I don't reject that notion.

I think agriculture was certainly a step up, objectively. However, as a technology it allows one to use it as a tool to subjugate the masses, but it can also be used as a tool to bring about a more relaxing lifestyle.

I think Zerzan is correct as opposed to Jensen because we do see primitive tribes that have yet to adopt agriculture, but have language, so agriculture probably comes after language. Language and intent and interpretation and expression is a tool that the shaman in a tribe uses to create a hierarchical mode of production. Jensen and other primitivists don't think it's a big deal because it's one or a few people who wind up being the shaman, and so who cares, right?

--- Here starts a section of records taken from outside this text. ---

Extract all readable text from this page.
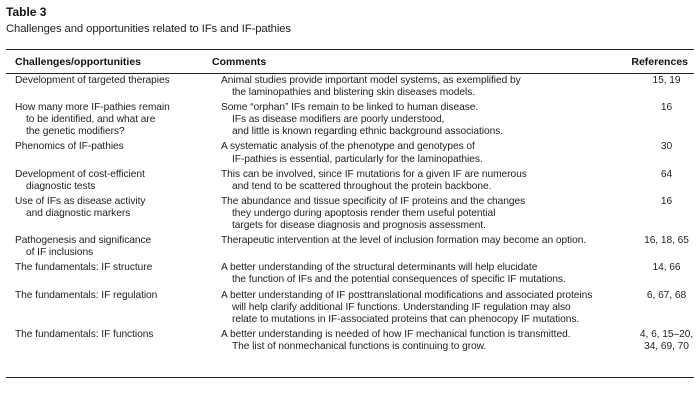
Table 3
Challenges and opportunities related to IFs and IF-pathies
Challenges/opportunities	Comments	References
Development of targeted therapies	Animal studies provide important model systems, as exemplified by
the laminopathies and blistering skin diseases models.	15, 19

How many more IF-pathies remain
to be identified, and what are
the genetic modifiers?	Some “orphan” IFs remain to be linked to human disease.
IFs as disease modifiers are poorly understood,
and little is known regarding ethnic background associations.	16

Phenomics of IF-pathies	A systematic analysis of the phenotype and genotypes of
IF-pathies is essential, particularly for the laminopathies.	30

Development of cost-efficient
diagnostic tests	This can be involved, since IF mutations for a given IF are numerous
and tend to be scattered throughout the protein backbone.	64

Use of IFs as disease activity
and diagnostic markers	The abundance and tissue specificity of IF proteins and the changes
they undergo during apoptosis render them useful potential
targets for disease diagnosis and prognosis assessment.	16

Pathogenesis and significance
of IF inclusions	Therapeutic intervention at the level of inclusion formation may become an option.	16, 18, 65

The fundamentals: IF structure	A better understanding of the structural determinants will help elucidate
the function of IFs and the potential consequences of specific IF mutations.	14, 66

The fundamentals: IF regulation	A better understanding of IF posttranslational modifications and associated proteins
will help clarify additional IF functions. Understanding IF regulation may also
relate to mutations in IF-associated proteins that can phenocopy IF mutations.	6, 67, 68

The fundamentals: IF functions	A better understanding is needed of how IF mechanical function is transmitted.
The list of nonmechanical functions is continuing to grow.	4, 6, 15–20,
34, 69, 70
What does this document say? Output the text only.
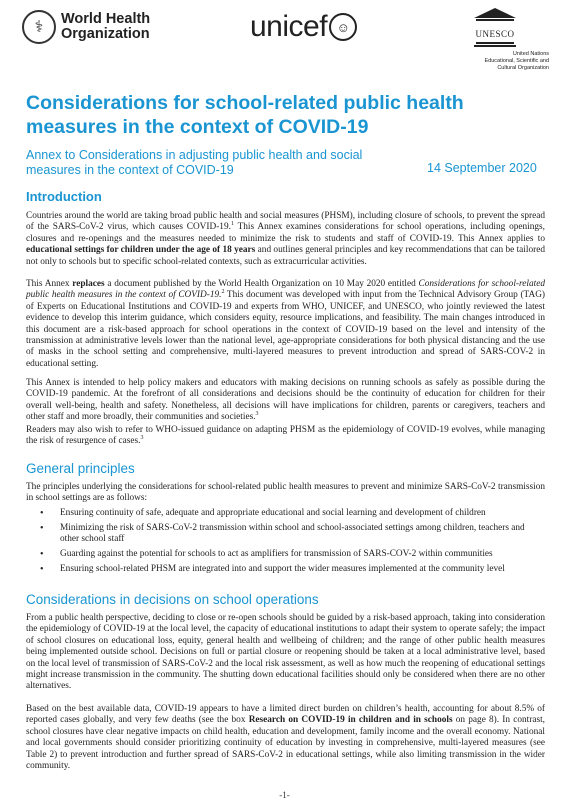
⚕	World Health
Organization	unicef ☺	UNESCO
United Nations
Educational, Scientific and
Cultural Organization
Considerations for school-related public health measures in the context of COVID-19
Annex to Considerations in adjusting public health and social measures in the context of COVID-19	14 September 2020
Introduction
Countries around the world are taking broad public health and social measures (PHSM), including closure of schools, to prevent the spread of the SARS-CoV-2 virus, which causes COVID-19.$^1$ This Annex examines considerations for school operations, including openings, closures and re-openings and the measures needed to minimize the risk to students and staff of COVID-19. This Annex applies to educational settings for children under the age of 18 years and outlines general principles and key recommendations that can be tailored not only to schools but to specific school-related contexts, such as extracurricular activities.
This Annex replaces a document published by the World Health Organization on 10 May 2020 entitled Considerations for school-related public health measures in the context of COVID-19.$^2$ This document was developed with input from the Technical Advisory Group (TAG) of Experts on Educational Institutions and COVID-19 and experts from WHO, UNICEF, and UNESCO, who jointly reviewed the latest evidence to develop this interim guidance, which considers equity, resource implications, and feasibility. The main changes introduced in this document are a risk-based approach for school operations in the context of COVID-19 based on the level and intensity of the transmission at administrative levels lower than the national level, age-appropriate considerations for both physical distancing and the use of masks in the school setting and comprehensive, multi-layered measures to prevent introduction and spread of SARS-COV-2 in educational setting.
This Annex is intended to help policy makers and educators with making decisions on running schools as safely as possible during the COVID-19 pandemic. At the forefront of all considerations and decisions should be the continuity of education for children for their overall well-being, health and safety. Nonetheless, all decisions will have implications for children, parents or caregivers, teachers and other staff and more broadly, their communities and societies.$^3$
Readers may also wish to refer to WHO-issued guidance on adapting PHSM as the epidemiology of COVID-19 evolves, while managing the risk of resurgence of cases.$^3$
General principles
The principles underlying the considerations for school-related public health measures to prevent and minimize SARS-CoV-2 transmission in school settings are as follows:
• Ensuring continuity of safe, adequate and appropriate educational and social learning and development of children
• Minimizing the risk of SARS-CoV-2 transmission within school and school-associated settings among children, teachers and other school staff
• Guarding against the potential for schools to act as amplifiers for transmission of SARS-COV-2 within communities
• Ensuring school-related PHSM are integrated into and support the wider measures implemented at the community level
Considerations in decisions on school operations
From a public health perspective, deciding to close or re-open schools should be guided by a risk-based approach, taking into consideration the epidemiology of COVID-19 at the local level, the capacity of educational institutions to adapt their system to operate safely; the impact of school closures on educational loss, equity, general health and wellbeing of children; and the range of other public health measures being implemented outside school. Decisions on full or partial closure or reopening should be taken at a local administrative level, based on the local level of transmission of SARS-CoV-2 and the local risk assessment, as well as how much the reopening of educational settings might increase transmission in the community. The shutting down educational facilities should only be considered when there are no other alternatives.
Based on the best available data, COVID-19 appears to have a limited direct burden on children’s health, accounting for about 8.5% of reported cases globally, and very few deaths (see the box Research on COVID-19 in children and in schools on page 8). In contrast, school closures have clear negative impacts on child health, education and development, family income and the overall economy. National and local governments should consider prioritizing continuity of education by investing in comprehensive, multi-layered measures (see Table 2) to prevent introduction and further spread of SARS-CoV-2 in educational settings, while also limiting transmission in the wider community.
-1-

However, the shaman has no useful skill outside of that of finding healing techniques, such as herbal remedies and such. This is a dangerous game because they may wind up eating poison and dying, so they try to legitimize their position by inventing reasons for why they live or die or get sick. Gods, demons, whatever. They use this as a psychological hold over the group. So once you get into agriculture you get things like Egyptian Pharaohs who think they're gods, etc.

I am not a historical materialist simply because I do not believe it to be an accurate representation of history. Maybe, once you get into the whole singularity thing, but I think that's a cop-out because in all reality every single revolution in technology should've resulted in revolution in society.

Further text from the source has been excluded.